DETAIL DOCUMENT
PEMODELAN HARGA BERAS DENGAN MODEL AUTOREGRESSIVE DISTRIBUTED LAG UNTUK ANALISIS PREDIKTOR HARGA BERAS DI BOJONEGORO
Total View This Week0
Institusion
Universitas Nahdlatul Ulama Sunan Giri
Author
KHOIRINA, JAMI'ATUL
Subject
339 Makroekonomi, ekonomi makro dan topik terkait 
Datestamp
2024-08-02 04:39:32 
Abstract :
Khoirina, Jami?atul. 2024. Pemodelan Harga Beras Dengan Model Autoregressive Distributed Lag Untuk Analisis Prediktor Harga Beras Di Bojonegoro. Skripsi, Jurusan Statistika Fakultas Sains dan Teknologi Universitas Nahdlatul Ulama Sunan Giri. Pembimbing Utama Denny Nurdiansyah, M.Si. dan Pembimbing Pendamping Alif Yuanita Kartini, M.Si. Sebagai bahan pangan pokok, beras tidak elastis terhadap perubahan harga. Harga beras di Bojonegoro dapat mengalami fluktuasi yang signifikan tergantung kondisi pasar. Meningkatnya harga beras tentunya dapat memperburuk kondisi perekonomian rumah tangga miskin dan menyebabkan kesulitan ekonomi yang lebih besar. Selain perekonomian faktor sosial, budaya, dan lainnya juga berperan. Untuk mengantisipasi permasalahan ini, perlu dilakukan pemodelan regresi harga beras dengan menggunakan model Autoregressive Distributed Lag (ARDL). Penelitian ini dilakukan dengan tujuan untuk mengetahui faktor apa saja yang dapat memberikan pengaruh terhadap harga beras di Kabupaten Bojonegoro. Metode yang digunakan dalam penelitian ini adalah Autoregressive Distributed Lag (ARDL) dengan 4 kriteria model diantaranya AIC, SBC, RMSE, R-Square serta pengujian stasioneritas, kointegrasi, dan asumsi klasik.

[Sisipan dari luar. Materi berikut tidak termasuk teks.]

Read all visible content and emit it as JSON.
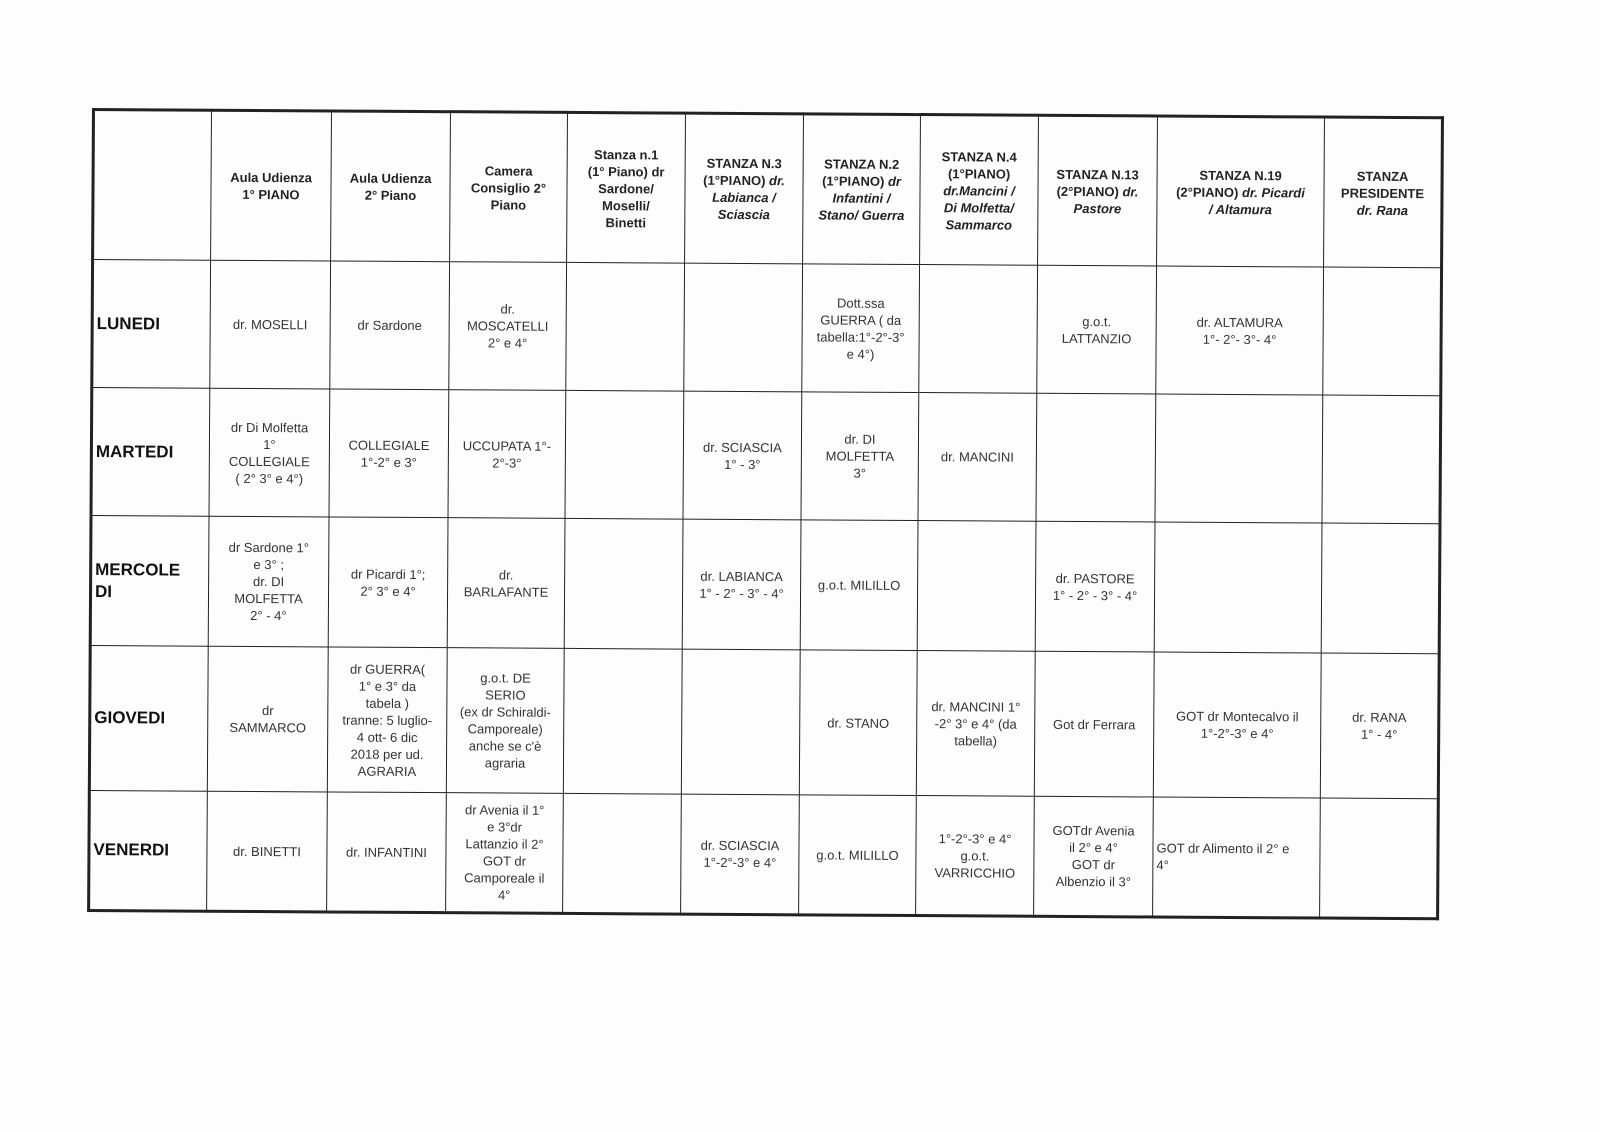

Data sekunder didapatkan dari Dinas Ketahanan Pangan dan Pertanian Kabupaten Bojonegoro yang meliputi data harga beras, dan harga jagung pipilan kering, Badan Pusat Statistik Kabupaten Bojonegoro yang meliputi data konsumsi beras, luas panen, dan produksi beras, dan dari Satu Data Bojonegoro yaitu data nilai tukar uang pada tahun 2020 sampai 2022. Hasil dari penelitian ini diketahui bahwa model ARDL dengan AIC (3,4,4,4,4,0) terpilih sebagai model dengan kriteria terbaik karena memiliki nilai AIC dan SBC terkecil dengan nilai R-Square sebesar 97,13%. Dari hasil pengujian, hanya ada kointegrasi pada variabel respon sehingga model ARDL diterapkan tapi distribusi lag hanya dilakukan pada variabel respon saja. Variabel harga jagung pipilan kering mempengaruhi harga beras pada 2 bulan kedepan, variabel konsumsi beras mempengaruhi harga beras pada 1 bulan kedepan, variabel luas panen mempengaruhi harga beras pada 4 bulan kedepan, dan variabel produksi padi mempengaruhi harga beras pada 3 bulan kedepan. Pada pengujian signifikansi parameter, diperoleh hasil bahwa variabel harga jagung pipilan kering, konsumsi beras, luas panen, dan produksi beras signifikan mempengaruhi harga beras, sedangkan variabel nilai tukar uang tidak signifikan.